Me: Hey guys, do you know your mushrooms pretty well?
Neighbor: Well, we know a few edible ones that we hunt for, and a few that you shouldn’t eat.
Me: I have some mushrooms popping up in my garden box and [I was almost too embarrassed to say this] they sort of look like morels.
Neighbor: Well…probably not, but we’ll come take a look.
At this point I am 1) curious as hell to know what these mushrooms are and 2) a little embarrassed to think that I might actually have morels in my garden box. I mean, c’mon! I think of them growing in the forest–particularly forests that have recently burned. Not in a cultivated garden box that housed tomato plants last summer. Did I confuse them with another mushroom? Was I a complete and total idiot? We arrive at the garden box.
Me: See all these coming up around my spinach?
Neighbor: Well I’ll be darned, those are morels!
He plucks a mushroom and turns it over.
Neighbor: There’s another mushroom that looks similar, but that one is detached here at the base (he points to the stem). These are definitely morels. Wow! Where did you get your mulch?
Me: Someone at the gym had some pine needles he was going to set out by the curb and I just happened to overhear him talking about them with another person at the gym. I asked him if I could have them to use for mulch in the garden.
Neighbor: Wow! That’s pretty unusual. Amazing!
Me: Schew! I thought I was crazy for thinking that they were morels. Please take as many as you want!
Neighbor: Wow! Thanks! What an unexpected surprise! You probably shouldn’t tell any mushroom hunters about these…
Me: Yeah, no kidding! Some people search high and low for these gems!
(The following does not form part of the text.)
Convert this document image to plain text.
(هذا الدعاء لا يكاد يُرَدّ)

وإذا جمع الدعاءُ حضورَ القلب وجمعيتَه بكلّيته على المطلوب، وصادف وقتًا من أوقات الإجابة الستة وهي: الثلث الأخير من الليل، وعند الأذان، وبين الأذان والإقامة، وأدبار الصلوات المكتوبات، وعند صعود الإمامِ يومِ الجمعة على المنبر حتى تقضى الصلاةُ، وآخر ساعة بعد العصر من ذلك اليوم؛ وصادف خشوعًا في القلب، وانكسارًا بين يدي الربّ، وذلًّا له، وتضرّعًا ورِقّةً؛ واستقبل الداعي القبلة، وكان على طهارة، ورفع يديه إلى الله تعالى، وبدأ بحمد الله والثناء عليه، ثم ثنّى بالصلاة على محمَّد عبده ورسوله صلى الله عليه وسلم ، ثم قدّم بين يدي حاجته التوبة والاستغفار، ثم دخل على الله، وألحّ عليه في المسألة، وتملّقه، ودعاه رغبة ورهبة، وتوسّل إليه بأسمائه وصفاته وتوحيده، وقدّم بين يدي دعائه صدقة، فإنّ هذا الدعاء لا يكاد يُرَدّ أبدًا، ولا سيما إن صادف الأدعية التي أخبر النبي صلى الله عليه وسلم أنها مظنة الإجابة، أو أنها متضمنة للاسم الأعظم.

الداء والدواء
My neighbor came back over a few minutes later with a paper bag and cut some mushrooms. She showed me which ones were the prime ones for eating and which ones were probably too dried out and past their prime. I am sooooo grateful for them! I learned something new today about mushrooms! These neighbors have shared their hard-sought Chanterelles with me in the past, they share garden plants, and garden mulch/compost/soil. I provide them with eggs, garlic, and now, morels! We have a pretty nice arrangement, but I always feel like I get the better end of the deal. I know I shouldn’t feel that way–it’s just farmgal kindness between garden nerds–and gardeners love to share (especially that zucchini)!
I’m not 100% sure the pine needles were the source of the morels. I have other boxes with the pine mulch and they do not appear to have any mushrooms in them. I don’t think it was the soil, which is a sheep manure-compost mix I get from a local garden shop. I don’t think it was the soil the tomatoes were grown in last year–though I should ask the gifter where they got their potting soil, just to be sure. The pine needles seem the most likely source. Many of the mushrooms were past their prime, but that means they have already set spores–so I am hoping for more morels to show up next spring!
I can’t help but think over and over how special my garden is. Nature is a wonderful, mysterious force, that’s for sure. What a neat gift to have these much sought-after mushrooms appear in my garden!! Secret: I have never eaten morels. Which makes this all the more special. I am beyond giddy for tonight’s dinner: morels and fresh asparagus. I’ve got plenty of spinach in the garden and eggs, so I’m sure I’ll be able to find a scrumptious way to prepare these ingredients. I’m going to eat like a queen!